Intervention de Cécile Untermaier

Séance en hémicycle du 6 juin 2013 à 9h30
Neutralité religieuse dans les entreprises et les associations — Discussion générale

Photo issue du site de l'Assemblée nationale ou de WikipediaCécile Untermaier :

Dans une démocratie pluraliste comme la France, la liberté d'expression et la diversité doivent être respectées par les pouvoirs publics. Ces principes se manifestent par la reconnaissance de la liberté – la liberté de conscience, la liberté religieuse en particulier – garantie à toute personne, c'est-à-dire dans le droit d'avoir ou de ne pas avoir des croyances et des convictions. Cette liberté se matérialise dans le droit de les exprimer librement et notamment par le port de signes religieux ostensibles.

Contrairement à ce que soutient la proposition de loi discutée aujourd'hui devant vous, le port d'un signe religieux, fût-il un voile islamique, ne suffit pas à caractériser une attitude prosélyte. Le port d'un vêtement ou d'un insigne répondant à une pratique religieuse ou manifestant l'appartenance à une religion, à un parti politique ou à un mouvement philosophique ne constitue pas en soi un acte de prosélytisme. C'est ce qu'affirment conjointement le Conseil d'État, la Cour de cassation et la Cour européenne des droits de l'homme.

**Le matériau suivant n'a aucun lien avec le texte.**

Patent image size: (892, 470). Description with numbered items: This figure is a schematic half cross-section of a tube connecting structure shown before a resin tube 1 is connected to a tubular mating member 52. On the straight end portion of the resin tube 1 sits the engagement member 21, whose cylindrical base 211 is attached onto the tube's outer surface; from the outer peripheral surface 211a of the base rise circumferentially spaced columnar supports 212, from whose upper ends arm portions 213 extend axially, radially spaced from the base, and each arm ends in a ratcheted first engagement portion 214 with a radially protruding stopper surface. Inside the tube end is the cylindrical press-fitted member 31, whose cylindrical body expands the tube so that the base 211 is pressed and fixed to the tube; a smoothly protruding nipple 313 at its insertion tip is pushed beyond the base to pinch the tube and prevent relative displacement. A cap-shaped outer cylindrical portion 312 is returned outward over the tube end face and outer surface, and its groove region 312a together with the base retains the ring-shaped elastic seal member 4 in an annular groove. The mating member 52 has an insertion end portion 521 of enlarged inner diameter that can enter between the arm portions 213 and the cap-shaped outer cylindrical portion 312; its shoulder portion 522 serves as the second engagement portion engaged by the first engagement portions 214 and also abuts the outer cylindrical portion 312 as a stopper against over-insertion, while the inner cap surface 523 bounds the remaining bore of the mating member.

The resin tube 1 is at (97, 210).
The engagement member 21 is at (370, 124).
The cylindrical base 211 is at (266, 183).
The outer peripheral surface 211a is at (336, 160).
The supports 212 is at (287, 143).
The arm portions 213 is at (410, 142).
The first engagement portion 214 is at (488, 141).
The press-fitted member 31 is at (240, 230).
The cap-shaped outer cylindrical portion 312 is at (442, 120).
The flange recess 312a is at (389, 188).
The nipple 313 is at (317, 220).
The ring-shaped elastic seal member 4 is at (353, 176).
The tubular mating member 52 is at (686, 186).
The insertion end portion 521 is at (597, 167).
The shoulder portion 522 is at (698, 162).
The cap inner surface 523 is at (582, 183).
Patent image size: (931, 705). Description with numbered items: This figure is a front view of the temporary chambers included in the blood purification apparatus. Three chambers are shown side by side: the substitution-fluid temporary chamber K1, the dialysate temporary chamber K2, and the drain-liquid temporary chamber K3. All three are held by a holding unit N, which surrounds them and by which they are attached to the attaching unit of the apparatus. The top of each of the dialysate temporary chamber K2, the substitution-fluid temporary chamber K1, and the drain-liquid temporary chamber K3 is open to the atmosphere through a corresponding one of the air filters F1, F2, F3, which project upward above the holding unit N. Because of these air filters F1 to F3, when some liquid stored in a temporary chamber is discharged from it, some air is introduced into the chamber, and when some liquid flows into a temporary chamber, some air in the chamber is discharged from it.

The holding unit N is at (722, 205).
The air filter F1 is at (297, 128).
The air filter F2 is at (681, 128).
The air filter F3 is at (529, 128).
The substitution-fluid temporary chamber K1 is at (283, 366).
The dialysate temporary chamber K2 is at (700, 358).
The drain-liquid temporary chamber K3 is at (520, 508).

Par conséquent, si l'interdiction du port de signes religieux ostensibles se justifie dans le service public où le principe de laïcité doit évidemment primer sur toutes les convictions personnelles, y compris religieuses, rien ne justifie son extension au secteur privé, hormis des raisons sécuritaires ou sanitaires bien établies. Car, comme son nom l'indique, le secteur privé constitue un espace privé dans lequel la liberté doit pleinement s'exprimer. L'interdiction du port de signes ostensibles au travail participerait d'une société liberticide et intolérante en stigmatisant une fois encore, mais pas seulement, les femmes musulmanes. Or on sait combien ce type de législation renforce le communautarisme dans notre société au lieu d'instaurer une solidarité dont nous avons plus que jamais besoin. À quand un licenciement fondé sur la couleur de peau, l'origine, les convictions politiques au motif que les clients ou les collègues ne supportent pas cette différence ? Notre devoir n'est pas seulement de légiférer mais aussi d'apprendre à s'abstenir pour protéger la liberté inhérente à la sphère privée des citoyens.

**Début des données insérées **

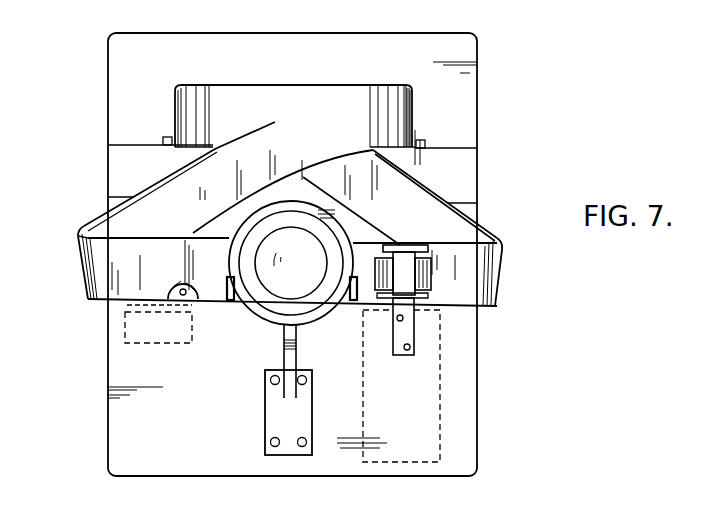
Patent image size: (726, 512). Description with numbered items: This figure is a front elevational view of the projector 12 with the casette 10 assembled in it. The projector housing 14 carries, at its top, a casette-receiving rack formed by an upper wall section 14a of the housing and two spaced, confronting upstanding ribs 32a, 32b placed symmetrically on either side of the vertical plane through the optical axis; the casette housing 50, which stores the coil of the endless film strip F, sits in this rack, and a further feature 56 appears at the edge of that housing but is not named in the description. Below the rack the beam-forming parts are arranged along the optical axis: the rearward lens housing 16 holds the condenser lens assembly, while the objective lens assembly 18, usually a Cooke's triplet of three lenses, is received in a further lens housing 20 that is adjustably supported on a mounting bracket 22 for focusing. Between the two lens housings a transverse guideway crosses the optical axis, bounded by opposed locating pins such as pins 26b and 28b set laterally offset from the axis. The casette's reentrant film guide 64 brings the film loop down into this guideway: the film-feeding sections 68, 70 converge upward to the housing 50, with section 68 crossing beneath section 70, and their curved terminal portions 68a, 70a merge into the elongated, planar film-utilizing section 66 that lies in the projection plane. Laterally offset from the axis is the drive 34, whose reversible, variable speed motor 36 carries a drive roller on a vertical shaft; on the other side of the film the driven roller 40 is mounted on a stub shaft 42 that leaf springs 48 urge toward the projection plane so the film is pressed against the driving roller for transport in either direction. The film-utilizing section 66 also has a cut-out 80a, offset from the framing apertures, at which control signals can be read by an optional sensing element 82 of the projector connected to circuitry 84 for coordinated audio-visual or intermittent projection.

The casette 10 is at (362, 86).
The projector 12 is at (108, 409).
The projector housing 14 is at (117, 426).
The upper wall section 14a is at (450, 148).
The lens housing 16 is at (251, 208).
The objective lens assembly 18 is at (277, 294).
The further lens housing 20 is at (255, 298).
The mounting bracket 22 is at (285, 353).
The locating pin 26b is at (235, 288).
The locating pin 28b is at (329, 273).
The upstanding rib 32a is at (163, 137).
The upstanding rib 32b is at (422, 141).
The drive 34 is at (365, 305).
The motor 36 is at (430, 416).
The driven roller 40 is at (432, 273).
The stub shaft 42 is at (405, 245).
The leaf spring 48 is at (425, 250).
The housing 50 is at (300, 85).
The panel edge 56 is at (410, 108).
The reentrant film guide 64 is at (85, 298).
The film-utilizing section 66 is at (162, 241).
The film-feeding section 68 is at (427, 193).
The curved terminal portion 68a is at (505, 264).
The film-feeding section 70 is at (180, 177).
The curved terminal portion 70a is at (82, 268).
The cut-out or opening 80a is at (190, 288).
The sensing element 82 is at (158, 305).
The circuitry 84 is at (157, 344).
The film strip F is at (183, 283).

Toutes les cours suprêmes se rejoignent d'ailleurs aujourd'hui pour garantir la liberté de conscience, la liberté religieuse, en particulier au travail. Aussi bien la Cour de cassation dans son arrêt « Baby Loup » de mars 2013 que la Cour européenne des droits de l'homme dans quatre espèces du 15 janvier 2013 ont affirmé avec force qu'une atteinte à cette liberté doit être justifiée par la nature de la tâche à accomplir. Cette atteinte doit être proportionnée au but recherché et ne peut constituer une fin en soi. Une interdiction trop générale et absolue ne manquerait pas d'être censurée par le Conseil constitutionnel attentif à cette exigence de proportionnalité. Avant de briser l'unanimité des cours suprêmes et l'équilibre qui résulte de la jurisprudence actuelle, réfléchissons aux nombreuses conséquences négatives qu'entraînerait une telle loi.

La loi n'est pas le remède à toutes les inquiétudes de notre société et ne peut servir de réponse incantatoire à tous les faits divers, aussi importants et médiatiques soient-ils. Écoutons les Français qui, d'après une étude très sérieuse de l'Observatoire du fait religieux en entreprise de Sciences Po Rennes, privilégient le dialogue et préfèrent maintenir la conciliation plutôt que de subir les contraintes unilatérales de la loi. Si plus d'un quart des managers de ressources humaines ont été confrontés au fait religieux, 80 % d'entre eux disent ne pas ressentir de malaise avec cette question qu'ils souhaitent gérer de manière pragmatique. Il était d'ailleurs surprenant d'entendre, ce matin, un candidat à la présidence du Medef, souhaiter une telle loi et dans le même temps se plaindre de l'inflation législative dans le code du travail.

Notre responsabilité de législateur nous impose donc de ne pas réagir de manière excessive et irréfléchie à cette question.